Today we spent some time in a Trappist Abbey (the photo is of their tabernacle) as sort of the celebration of this day, feast of Mary, Queen of Heaven and Earth. The quiet chapel reminded us of the article of Jim Arraj we read yesterday night on Reginald Garrigou-LaGrange and two principles he stressed in his mystical theology, namely that all of us is called for contemplation and that contemplation is infused contemplation, free gift of God, not result of our active efforts:
" The universal call to contemplation, and this identification of contemplation with infused contemplation are the twin pillars that support Garrigou-LaGrange’s mystical theology, and instead of being forgotten, they ought to remain in the forefront of our minds when we look at the contemporary attempts to renew the contemplative life.... When a new interest in the contemplative life arose after the Second Vatican Council, these battles, when they were remembered at all, were remembered with distaste, and while Garrigou-LaGrange’s idea of the universal call to contemplation had gone mainstream, and thus survived, his insistence on contemplation as infused contemplation was forgotten.But how else can people be rather indiscriminately invited to practice contemplative prayer unless contemplation is understood as something within our power to do? But if it is something that we can do, then it is a matter of the exercise of the human faculties, however subtly we are urged to exercise them, and it is not the infused contemplation which Garrigou-LaGrange accepts at being at the heart of the Christian mystical tradition." (From "Reginald Garrigou-LaGrange
and the Renewal of the Contemplative Life" at http://www.innerexplorations.com/chmystext/reginald.htm )

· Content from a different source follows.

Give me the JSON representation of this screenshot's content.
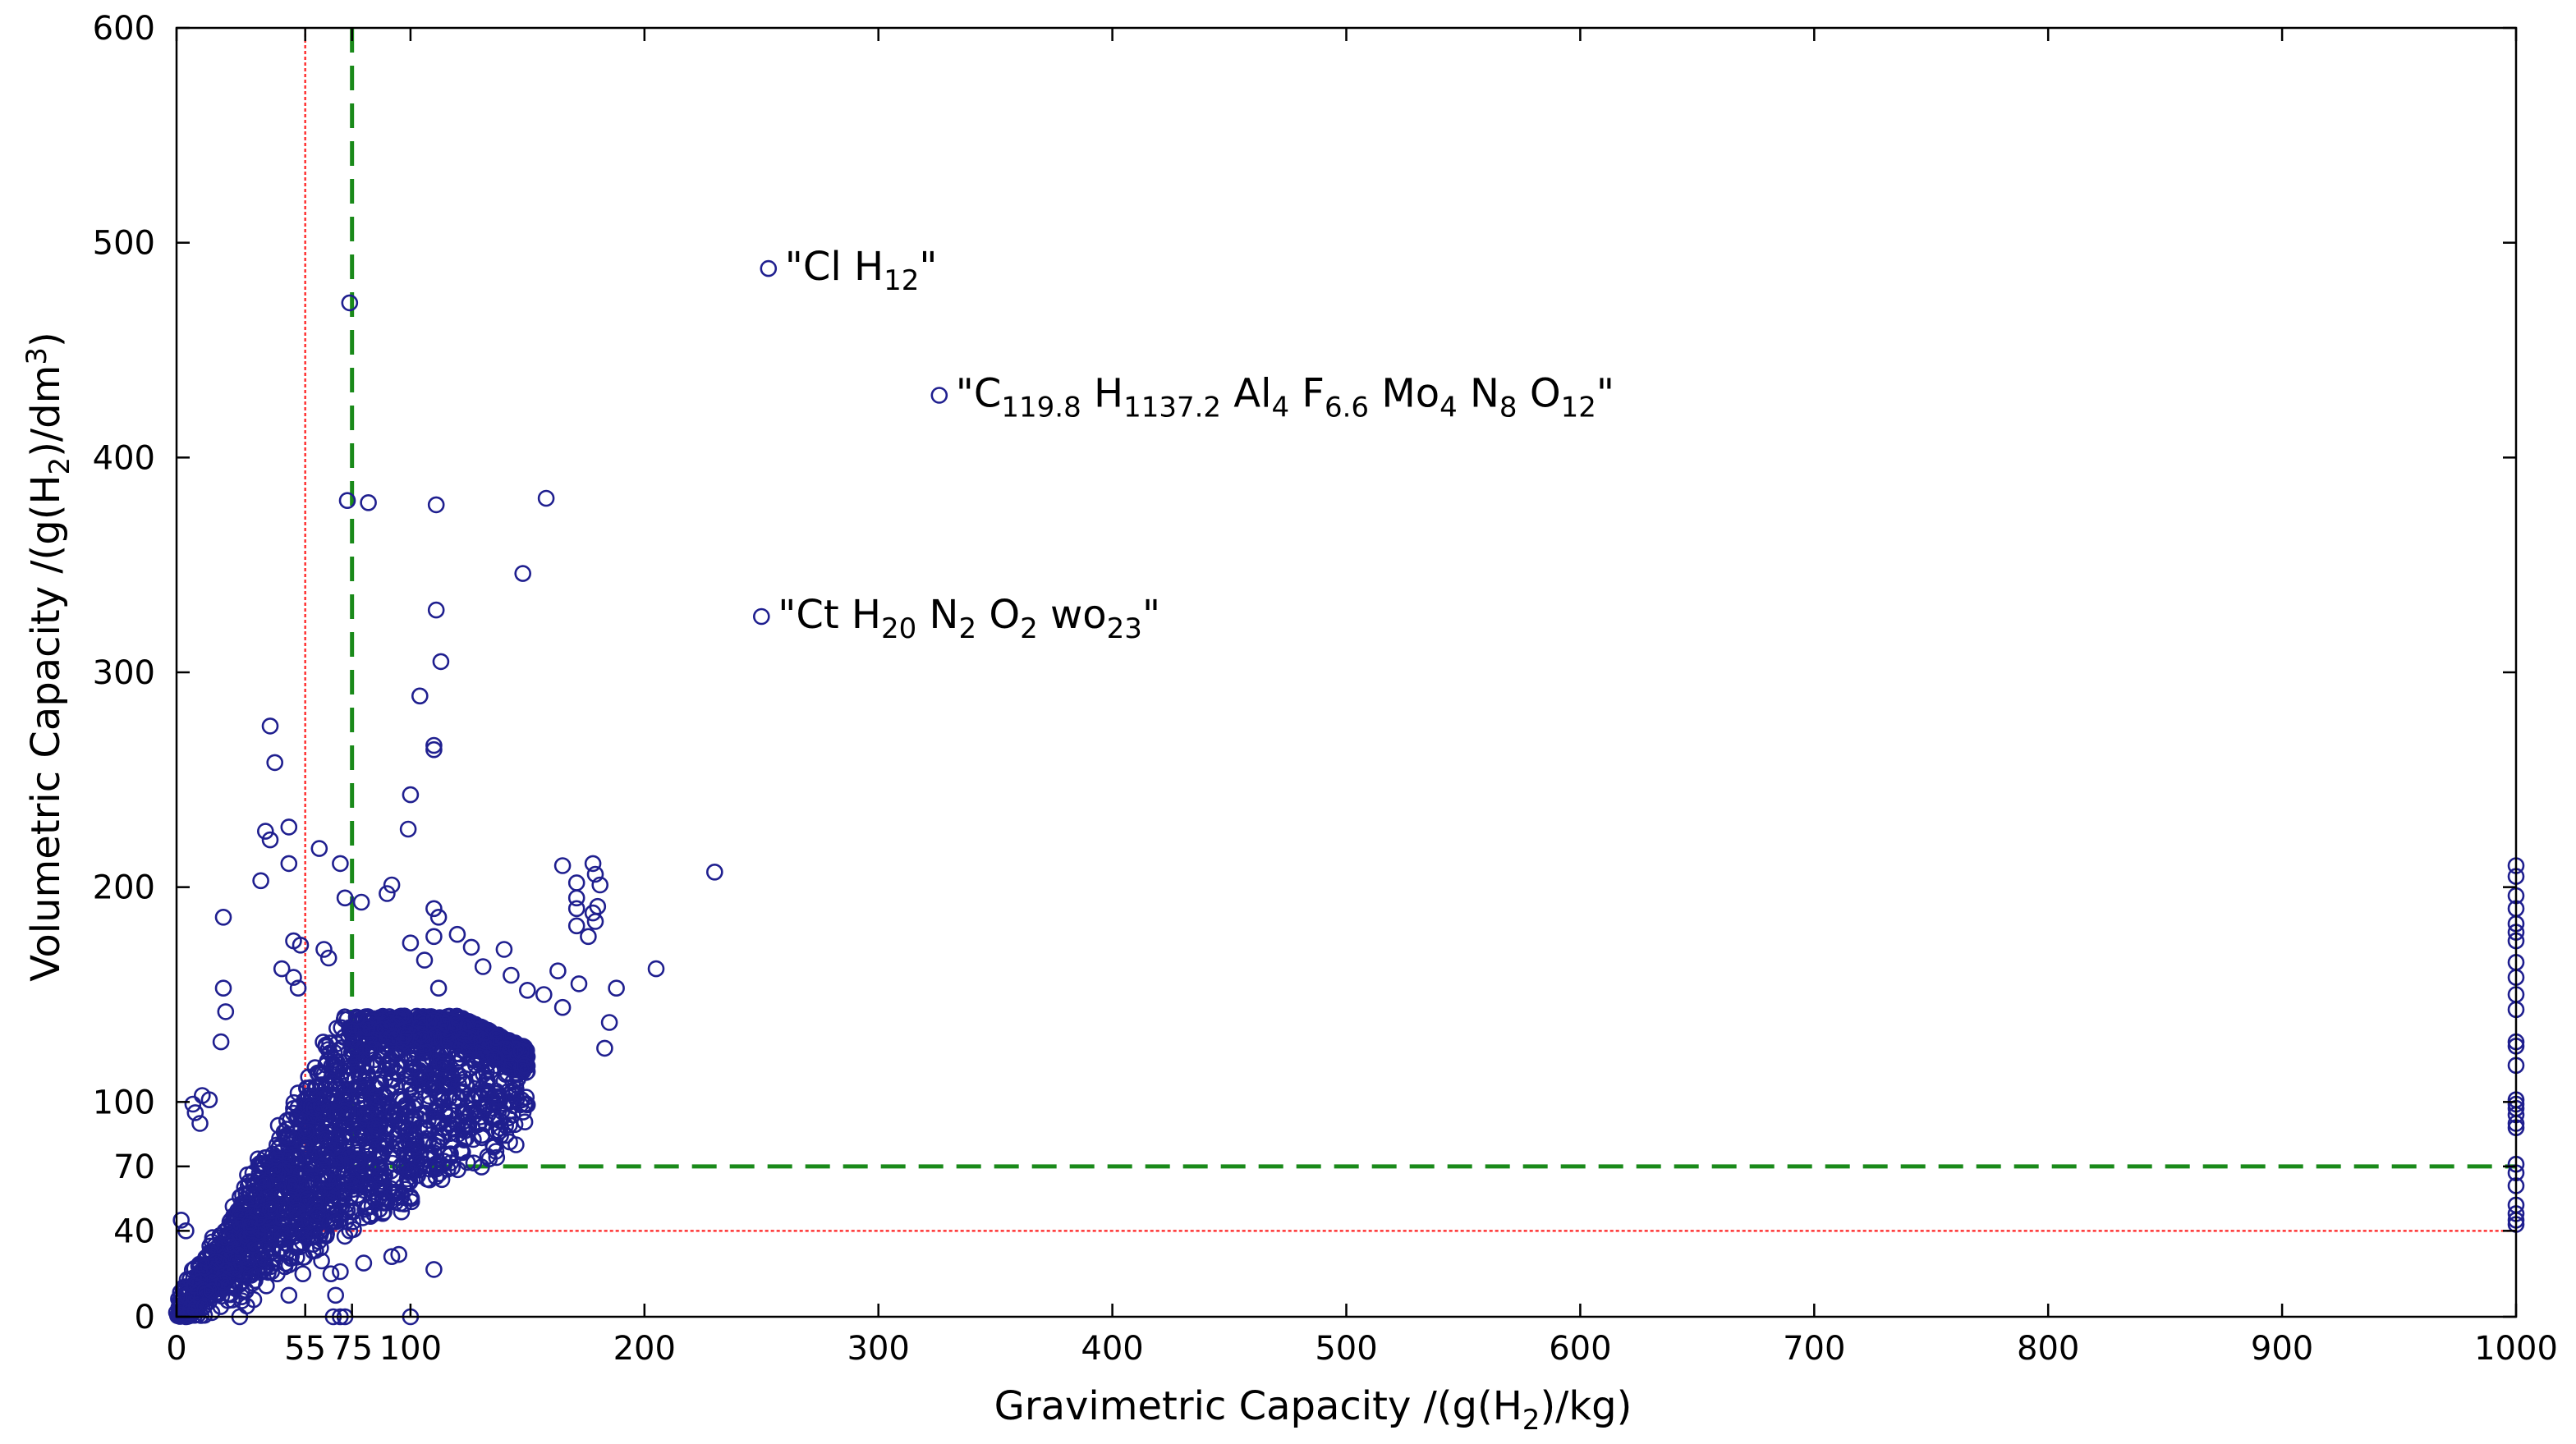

Read this writing it is rather inspiring. Our take on contemplative life is more or less that we try to expose ourselves to God, giving our time and try to pray as at the moment we are capable and trust that somehow contemplation will be infused, given to us with certainty. Or, as if all prayer had many dimensions and while we see only one - to say it is meditation, vocal prayer, centering prayer etc - all the other dimensions are present and so the infused contemplation, too. While doing many things with intention of searching God and what is good we are growing in love and knowledge of God and what else is infused prayer if not the infused love of God in our hearts by the Holy Spirit (Rom 5:5).